6Insistant sur l’aspect référentiel de son ouvrage, Hernán Valdés reprend, dans son introduction péritextuelle, les termes mêmes du premier prologue de la publication originale espagnole pour justifier le choix délibéré du journal ; selon ses déclarations, il rédigea son témoignage à chaud, presque immédiatement après avoir dû quitter le Chili : « …fue escrito al « calor de la memoria », sin mayor elaboración literaria, y sin otra pretensión que la de conmover la opinión pública » (Valdés 1996 : 3). Ainsi, le journal intime n’en est pas un véritable puisqu’il n’a pu être tenu d’une geôle à l’autre, durant l’emprisonnement dans le camp. Néanmoins, Hernán Valdés le revendique ouvertement comme stratégie d’écriture pour donner plus d’authenticité et de sincérité à sa narration : il apparaît être alors à la fois la production la plus utile, la plus rapide et la plus vraie pour restituer, dans l’urgence, son parcours à l’intérieur même du système répressif. Rendant plus véridiques encore les faits vécus, cette élaboration postérieure a pour rôle essentiel de sensibiliser le lecteur grâce à l’immédiateté qu’elle implique paradoxalement, grâce à la première personne du singulier et à l’épanchement qu’elle suppose.
7Tirant toute sa force du croisement et de l’imbrication de deux modalités méprisées car non littéraires, le témoignage et le journal intime, le récit-limite de Hernán Valdés allie simulacre et vérité de l’expérience individuelle. Grâce à cette hybridité, il tente de se donner une forme autre, vraisemblable, documentaire, explicative et presque pédagogique pour mieux rendre compte d’une situation extrême : il dirige les informations directement au lecteur pour mieux provoquer son indignation. Aussi le journal de vie du prisonnier rédigé au présent, linéaire, insiste-t-il sur le contexte historique et politique en renvoyant au passé, à l’Unité Populaire : « Pues el poeta P. quizá para vengarse de no haber recibido los honores que esperaba durante el gobierno de Allende, … ahora ha asumido la sucia responsabilidad de dirigir un departamento en la Universidad de Chile… » (Valdés 1996 : 87).

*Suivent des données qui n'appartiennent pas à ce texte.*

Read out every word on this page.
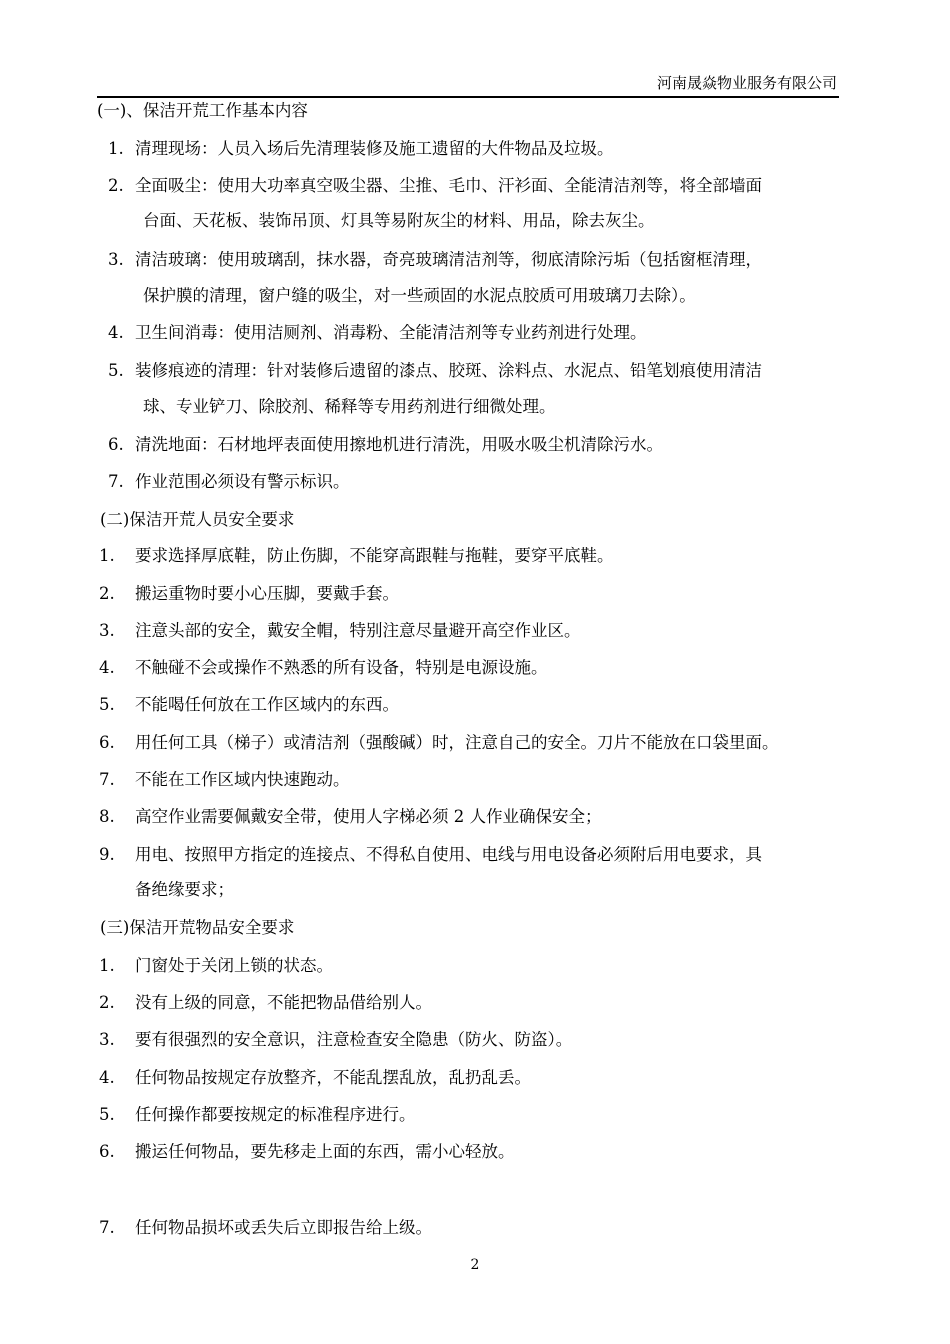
河南晟焱物业服务有限公司
(一)、保洁开荒工作基本内容
1. 清理现场：人员入场后先清理装修及施工遗留的大件物品及垃圾。
2. 全面吸尘：使用大功率真空吸尘器、尘推、毛巾、汗衫面、全能清洁剂等，将全部墙面
台面、天花板、装饰吊顶、灯具等易附灰尘的材料、用品，除去灰尘。
3. 清洁玻璃：使用玻璃刮，抹水器，奇亮玻璃清洁剂等，彻底清除污垢（包括窗框清理，
保护膜的清理，窗户缝的吸尘，对一些顽固的水泥点胶质可用玻璃刀去除）。
4. 卫生间消毒：使用洁厕剂、消毒粉、全能清洁剂等专业药剂进行处理。
5. 装修痕迹的清理：针对装修后遗留的漆点、胶斑、涂料点、水泥点、铅笔划痕使用清洁
球、专业铲刀、除胶剂、稀释等专用药剂进行细微处理。
6. 清洗地面：石材地坪表面使用擦地机进行清洗，用吸水吸尘机清除污水。
7. 作业范围必须设有警示标识。
(二)保洁开荒人员安全要求
1. 要求选择厚底鞋，防止伤脚，不能穿高跟鞋与拖鞋，要穿平底鞋。
2. 搬运重物时要小心压脚，要戴手套。
3. 注意头部的安全，戴安全帽，特别注意尽量避开高空作业区。
4. 不触碰不会或操作不熟悉的所有设备，特别是电源设施。
5. 不能喝任何放在工作区域内的东西。
6. 用任何工具（梯子）或清洁剂（强酸碱）时，注意自己的安全。刀片不能放在口袋里面。
7. 不能在工作区域内快速跑动。
8. 高空作业需要佩戴安全带，使用人字梯必须 2 人作业确保安全；
9. 用电、按照甲方指定的连接点、不得私自使用、电线与用电设备必须附后用电要求，具
备绝缘要求；
(三)保洁开荒物品安全要求
1. 门窗处于关闭上锁的状态。
2. 没有上级的同意，不能把物品借给别人。
3. 要有很强烈的安全意识，注意检查安全隐患（防火、防盗）。
4. 任何物品按规定存放整齐，不能乱摆乱放，乱扔乱丢。
5. 任何操作都要按规定的标准程序进行。
6. 搬运任何物品，要先移走上面的东西，需小心轻放。
7. 任何物品损坏或丢失后立即报告给上级。
2
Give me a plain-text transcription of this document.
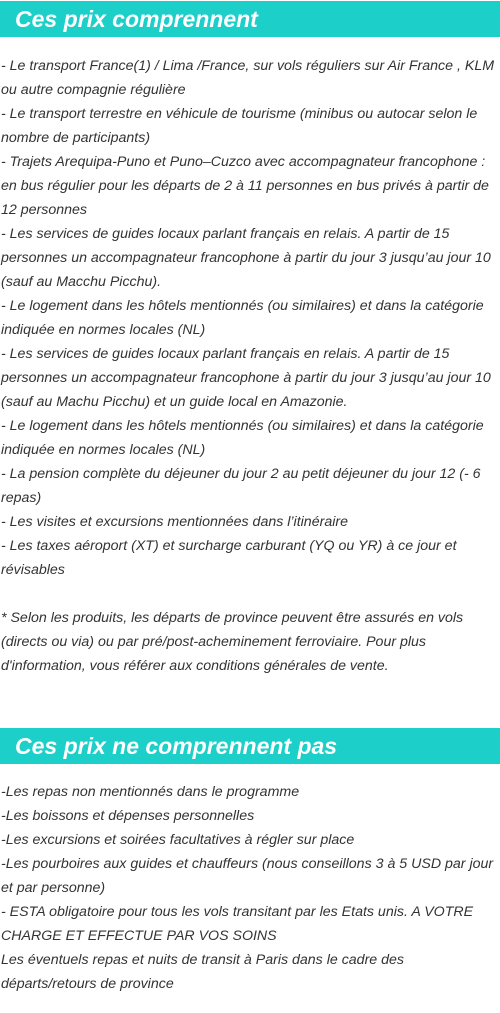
Ces prix comprennent
- Le transport France(1) / Lima /France, sur vols réguliers sur Air France , KLM ou autre compagnie régulière
- Le transport terrestre en véhicule de tourisme (minibus ou autocar selon le nombre de participants)
- Trajets Arequipa-Puno et Puno–Cuzco avec accompagnateur francophone : en bus régulier pour les départs de 2 à 11 personnes en bus privés à partir de 12 personnes
- Les services de guides locaux parlant français en relais. A partir de 15 personnes un accompagnateur francophone à partir du jour 3 jusqu’au jour 10 (sauf au Macchu Picchu).
- Le logement dans les hôtels mentionnés (ou similaires) et dans la catégorie indiquée en normes locales (NL)
- Les services de guides locaux parlant français en relais. A partir de 15 personnes un accompagnateur francophone à partir du jour 3 jusqu’au jour 10 (sauf au Machu Picchu) et un guide local en Amazonie.
- Le logement dans les hôtels mentionnés (ou similaires) et dans la catégorie indiquée en normes locales (NL)
- La pension complète du déjeuner du jour 2 au petit déjeuner du jour 12 (- 6 repas)
- Les visites et excursions mentionnées dans l’itinéraire
- Les taxes aéroport (XT) et surcharge carburant (YQ ou YR) à ce jour et révisables
* Selon les produits, les départs de province peuvent être assurés en vols (directs ou via) ou par pré/post-acheminement ferroviaire. Pour plus d'information, vous référer aux conditions générales de vente.
Ces prix ne comprennent pas
-Les repas non mentionnés dans le programme
-Les boissons et dépenses personnelles
-Les excursions et soirées facultatives à régler sur place
-Les pourboires aux guides et chauffeurs (nous conseillons 3 à 5 USD par jour et par personne)
- ESTA obligatoire pour tous les vols transitant par les Etats unis. A VOTRE CHARGE ET EFFECTUE PAR VOS SOINS
Les éventuels repas et nuits de transit à Paris dans le cadre des départs/retours de province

8Cette introspection souligne le lent et minutieux ordre chronologique pour refléter l’enfermement du corps ; il s’efforce également de conduire le récepteur vers la prise de conscience de l’étirement du temps, de la durée insupportable de la séquestration et de la constance de son horreur. La contrainte de la succession des annotations journalières, depuis la date de l’arrestation à l’ultime, celle de la libération, qui encadrent le discours, permet aussi de plonger dans les pensées, les doutes, les peurs de la voix narrative, voix d’une conscience dont l’indépendance, la subjectivité sont affirmées dès le péritexte : « El autor no pertenece a ningún partido, no es miembro de ninguna institución ; por lo tanto no « representa » una experiencia política corporativa o colectiva. Su experiencia es individual… A lo que hay que agregar que su visión del proceso chileno es crítica y su conducta antiheroica. Y lo que es peor : crítica fundada en su pura subjetividad » (Valdés 1996 : 3-4)
9La série de négations et le fait de parler de soi comme d’un autre, comme d’un personnage, par l’emploi de la troisième personne du singulier, s’efforcent de mettre en évidence la liberté, la sincérité et la singularité de sa dénonciation qui, en étant étrangère à toute récupération, ne peut être mise en doute. Le pacte d’écriture et de lecture s’établit ainsi sur l’exemplarité de la reconstruction qui, en s’éloignant de toute position partisane, projette le lecteur dans le présent de l’auteur-narrateur, tous deux suivant simultanément l’enchaînement inéluctable des événements dans leur déroulement, jusqu’au double aboutissement de l’ouvrage. En effet, la dernière journée transcrite est celle de la brusque remise en liberté, tout aussi arbitraire que la détention, qui correspond au terme de la lecture et à l’achèvement même du livre. L’« expulsion » du camp implique une circularité en renvoyant à la « Nota preliminar », à l’exil qui en est la suite logique et qui permet à la fois la survie, la reconstitution du vécu par l’écriture et l’indignation espérée du récepteur.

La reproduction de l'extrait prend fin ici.